El señor Daily consultó el reloj.

—Diecinueve kilómetros. Estamos esperando a que pase el tren que baja por el túnel de Gapemouth. Atraviesa la colina, que es el último trozo de terreno elevado que hay en varios kilómetros. Señor Kipps, acaba de llegar a los llanos.

—De lo que no cabe duda es de que he llegado a la tierra de los nombres curiosos. Por la mañana oigo hablar del paso elevado de Nine Lives y de Eel Marsh y ahora del túnel de Gapemouth.[2]

—Es un lugar remoto. No recibimos muchos visitantes.

—Supongo que eso se debe a que no hay mucho que ver.

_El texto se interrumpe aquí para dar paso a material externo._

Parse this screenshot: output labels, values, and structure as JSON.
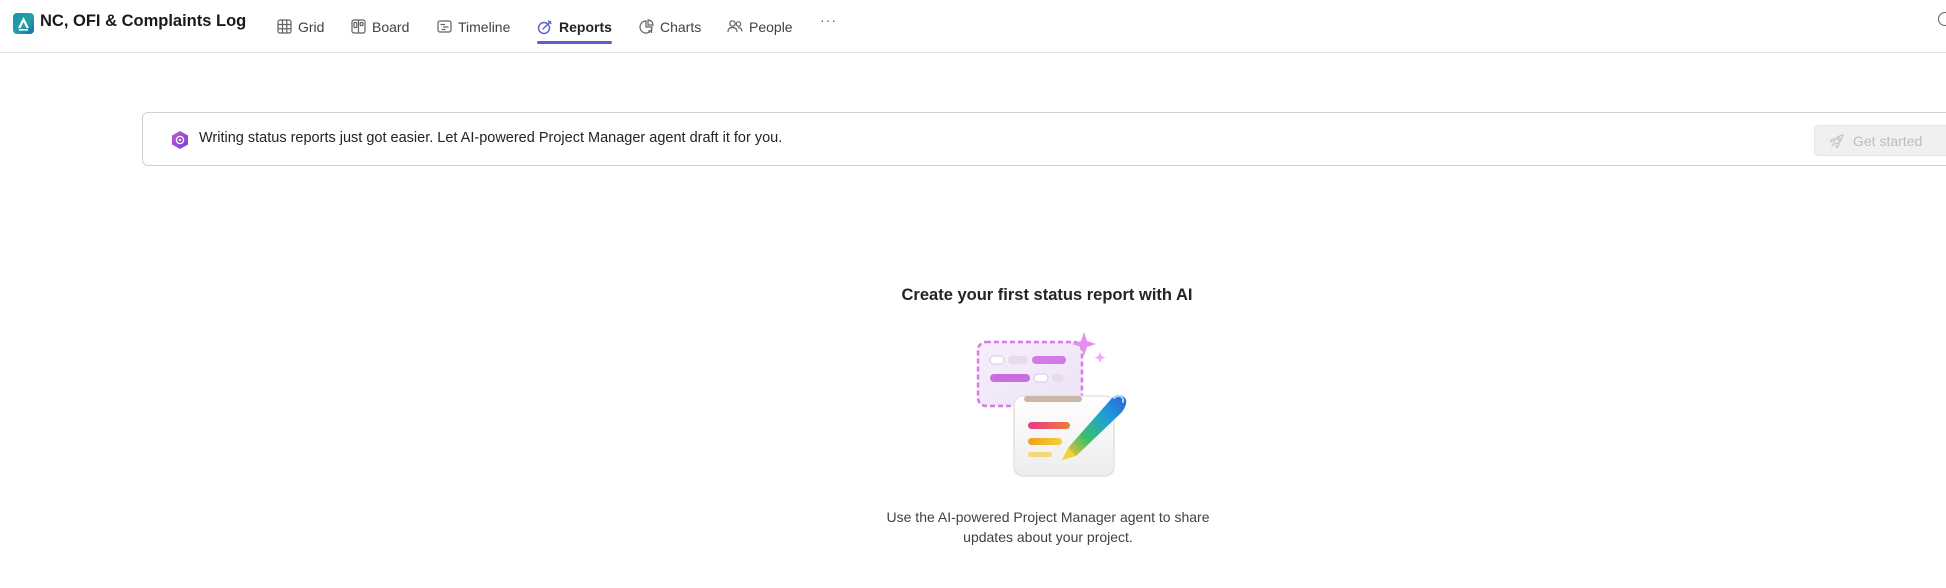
{
  "header": {
    "title": "NC, OFI & Complaints Log",
    "logo_icon": "planner-app-icon",
    "tabs": [
      {
        "label": "Grid",
        "icon": "grid-icon",
        "active": false
      },
      {
        "label": "Board",
        "icon": "board-icon",
        "active": false
      },
      {
        "label": "Timeline",
        "icon": "timeline-icon",
        "active": false
      },
      {
        "label": "Reports",
        "icon": "reports-icon",
        "active": true
      },
      {
        "label": "Charts",
        "icon": "charts-icon",
        "active": false
      },
      {
        "label": "People",
        "icon": "people-icon",
        "active": false
      }
    ],
    "more_label": "···"
  },
  "banner": {
    "icon": "copilot-agent-icon",
    "text": "Writing status reports just got easier. Let AI-powered Project Manager agent draft it for you.",
    "button_label": "Get started",
    "button_icon": "rocket-icon",
    "button_disabled": true
  },
  "empty_state": {
    "title": "Create your first status report with AI",
    "illustration": "status-report-pen-illustration",
    "description": "Use the AI-powered Project Manager agent to share updates about your project."
  },
  "colors": {
    "accent": "#5b5fc7",
    "border": "#d1d1d1",
    "disabled_text": "#bdbdbd"
  }
}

—Todo depende de lo que signifique «mucho que ver». Valgan como muestra las iglesias sumergidas y la aldea que la tierra se ha tragado. —El señor Daily rio entre dientes—. Son ejemplos realmente significativos de que «no hay mucho que ver». También contamos con las buenas y salvajes ruinas de una abadía, así como las del interesante camposanto…, que puede visitar durante la bajamar. ¡Todo depende de aquello que resulta inspirador para cada uno!

—¡Casi ha conseguido que sienta deseos de regresar a Londres!

El silbato del tren dejó escapar un gemido.

—Está a punto de cruzarse con nosotros. —El tren que hacía el trayecto de Crythin Gifford a Homerby salió del túnel de Gapemouth y pasó a nuestro lado; la hilera de vagones vacíos e iluminados con luz amarilla se perdió en la oscuridad y nuestro tren arrancó enseguida—. De todas maneras, en Crythin todo le resultará hospitalario, pues se trata de una localidad pequeña y sencilla. Nos arropamos de espaldas al viento y nos ocupamos de nuestros asuntos. Si le apetece acompañarme, lo dejaré en la Gifford Arms. Mi coche está esperando y me queda de camino.

El señor Daily parecía empeñado en tranquilizarme y compensar sus burlonas exageraciones acerca de la desolación y la extrañeza de la zona, por lo que le di las gracias y acepté su ofrecimiento. Ambos volvimos a concentrarnos en la lectura durante los pocos kilómetros que faltaban de aquel tedioso viaje.